Will annual beer releases be the next big thing?

Unhuman3

The other day, whilst drinking the beer pictured above, a thought occurred to me. Actually, several did, one of which being that it tasted like a container of tropical fruit dropped into a burning pine forest. Another, that thanks to the rise of blogs I feel less self-conscious taking photos of beers these days (although, it’s never entirely without insecurity). The main thought, though, revolved around the desirability of this particular beverage – Magic Rock’s brand new triple IPA, Un-Human Cannonball. The thought was this – following reports of queues prior to the official launch at London’s Craft Beer Co, has one of the last bastions of Britishness fallen to American-style hype?

Un-Human Cannonball is the continually, ultra-hopped, 12% thunderbolt from Huddersfield’s finest – a natural progression from Human Cannonball, and the ‘basic’ Cannonball before it. Released this week, it is apparently intended as a one-off, annual brew – presumably because Richard and Stuart at Magic Rock use enough new season hops in it to fill the Galpharm Stadium. It must have cost them a fair bit; but at the same time has created an equivalent amount of bluster on Twitter and across the beer blogs (bottles disappearing within moments from the online shop).

All of that serves as an introduction to this:- keeping up with what’s going on in the American beer scene, I always have a wry chuckle at tales of baseball-capped, cargo-shorted US craft fans climbing over each other to get the annual release of Three Floyds Darklord, or waiting in huge lines at Russian River for the one-off Pliny the Younger. The hype that surrounds these beers is astonishing. Take Kate the Great, Portsmouth Brewing Company’s imperial stout. Released once a year, demand is so huge that people queue overnight to get hold of it (or they did; head brewer Tod Mott has recently moved on and taken Kate with him).

Last time around, Portsmouth Brewing Co issued a $2 scratch-card lottery to drinkers, so they could gamble for the right to buy a single bottle. All 10,000 tickets were sold in just over 24hrs (only 900 of which were ‘winners’), with proceeds going to local wildlife charities. Is that the way things are going here? Following the competitive interest in Un-Human Cannonball, will British drinkers camp overnight outside Craft Beer Co next year? Pitch tents in Bermondsey for Kernel’s IPA Double Citra? Descend en-masse to Chiswick and line up (politely, I’m sure) for the latest Fullers’ Vintage Series?

Would you, if that was the only way to guarantee getting these beers? I am not a beer geek, by any means, but did check Twitter regularly to look out for the appearance of Un-Human at the Hanging Bat here in Edinburgh. I couldn’t imagine lining up for hours, or having to buy a lottery scratch-card just to win the chance to buy a bottle. Mind you, if that is the way things are going, and the modern boom in British brewing (and fanboyism) continues, maybe it makes sense for brewers to feed the hype by creating ultra-rare, one-chance-only beers, and then sitting back as bleary-eyed punters frantically hover the mousefinger over ‘Add to Cart’, stabbing the F5 button every few seconds.

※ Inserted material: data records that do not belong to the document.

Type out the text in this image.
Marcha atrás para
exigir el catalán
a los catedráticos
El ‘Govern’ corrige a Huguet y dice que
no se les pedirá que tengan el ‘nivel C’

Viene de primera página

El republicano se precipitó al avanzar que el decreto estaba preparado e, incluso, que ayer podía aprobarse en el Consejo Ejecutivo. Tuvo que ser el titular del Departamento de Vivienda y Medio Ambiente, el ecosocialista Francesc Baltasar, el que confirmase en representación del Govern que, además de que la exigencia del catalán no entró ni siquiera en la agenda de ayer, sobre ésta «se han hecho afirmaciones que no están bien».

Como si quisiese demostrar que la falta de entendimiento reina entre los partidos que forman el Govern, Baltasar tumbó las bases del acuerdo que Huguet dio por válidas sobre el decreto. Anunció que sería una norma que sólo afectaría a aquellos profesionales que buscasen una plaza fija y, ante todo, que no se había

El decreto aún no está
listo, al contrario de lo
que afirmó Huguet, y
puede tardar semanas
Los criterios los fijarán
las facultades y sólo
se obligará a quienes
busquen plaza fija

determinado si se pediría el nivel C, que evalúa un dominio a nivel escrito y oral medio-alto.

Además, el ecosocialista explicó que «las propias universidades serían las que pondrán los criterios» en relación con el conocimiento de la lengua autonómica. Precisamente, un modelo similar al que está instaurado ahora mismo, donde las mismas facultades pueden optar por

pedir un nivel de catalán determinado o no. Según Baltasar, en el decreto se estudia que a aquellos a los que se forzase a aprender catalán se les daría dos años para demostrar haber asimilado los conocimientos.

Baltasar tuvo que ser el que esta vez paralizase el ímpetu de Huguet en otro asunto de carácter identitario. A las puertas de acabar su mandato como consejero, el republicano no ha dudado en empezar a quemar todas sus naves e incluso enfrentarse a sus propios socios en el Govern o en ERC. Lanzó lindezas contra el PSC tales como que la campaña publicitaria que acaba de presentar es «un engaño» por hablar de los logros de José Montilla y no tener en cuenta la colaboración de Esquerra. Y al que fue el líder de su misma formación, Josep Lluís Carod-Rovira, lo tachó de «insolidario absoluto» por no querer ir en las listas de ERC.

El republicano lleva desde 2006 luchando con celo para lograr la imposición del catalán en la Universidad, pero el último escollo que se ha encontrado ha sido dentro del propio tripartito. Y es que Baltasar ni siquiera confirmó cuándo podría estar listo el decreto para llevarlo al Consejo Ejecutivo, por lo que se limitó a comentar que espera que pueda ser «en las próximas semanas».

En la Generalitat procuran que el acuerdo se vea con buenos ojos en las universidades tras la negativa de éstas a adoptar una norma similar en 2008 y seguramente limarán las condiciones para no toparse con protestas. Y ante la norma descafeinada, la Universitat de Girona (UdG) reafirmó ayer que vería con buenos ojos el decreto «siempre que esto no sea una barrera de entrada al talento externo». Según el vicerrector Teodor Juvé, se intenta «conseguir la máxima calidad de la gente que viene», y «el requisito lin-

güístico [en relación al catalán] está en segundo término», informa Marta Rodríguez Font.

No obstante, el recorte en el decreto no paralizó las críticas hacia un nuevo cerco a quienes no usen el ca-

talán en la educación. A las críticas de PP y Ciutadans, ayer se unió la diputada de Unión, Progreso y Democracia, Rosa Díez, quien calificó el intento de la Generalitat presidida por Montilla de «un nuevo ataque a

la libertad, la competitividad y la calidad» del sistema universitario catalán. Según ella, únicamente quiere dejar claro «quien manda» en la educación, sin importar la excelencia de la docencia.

Maybe we’ll look back – or those who were there will, certainly – at the queue for the launch of Un-Human Cannonball and think that’s where it all started. Add a hugely-hopped or massively strong beer to the lineup, and help build the brand with an annual stramash to get hold of it. I’m surprised BrewDog haven’t already engineered this kind of situation, to be honest – they could fairly easily get a few dozen of their fans to camp out to secure rights to ‘Simcoe Asteroid Smashdown’, or something, and gain some column inches in the media. That may or may not have been the intention of Magic Rock, but they’ve done very well over the last week, certainly. Watch out for next year’s Un-Human Cannonball release…

5 thoughts on “Will annual beer releases be the next big thing?”

  1. Brewdog has engineered something similar this week – albiet on a smaller level and not a specific beer. The online shop released mixed cases of unknown contents (clearing the shelves in the warehouse) and these went within minutes due to the Twitter hype they built up during the day, no doubt some people got some nice beers. They then released the ‘last ever’ bottles of Tokyo Rising Sun with similar hype although the price of £24/bottle +P&P did put a lot of punters off.

  2. i guess maybe brewdog hoped the abstrakt range would have similar effects but there is usually sufficient available that it lasts online for at least a few days after the equity shareholders have gotten their fill

  3. Abstrakt might have had a similar effect had it been released only in draught form – I know UnHuman Cannonball isn’t the first beer to sell out quickly online. I was more thinking along the lines of one-off, day release in-person kind of launches (although of course, the US examples I gave are only available direct from the brewery on day of release, unlike UnHuman Cannonball)…

  4. Does Greene King’s special release of 5X at the Great British Beer Festival last year count? That went very quickly (and they could easily make it an annual GBBF-only event – although according to ratebeer it’s since been available elsewhere).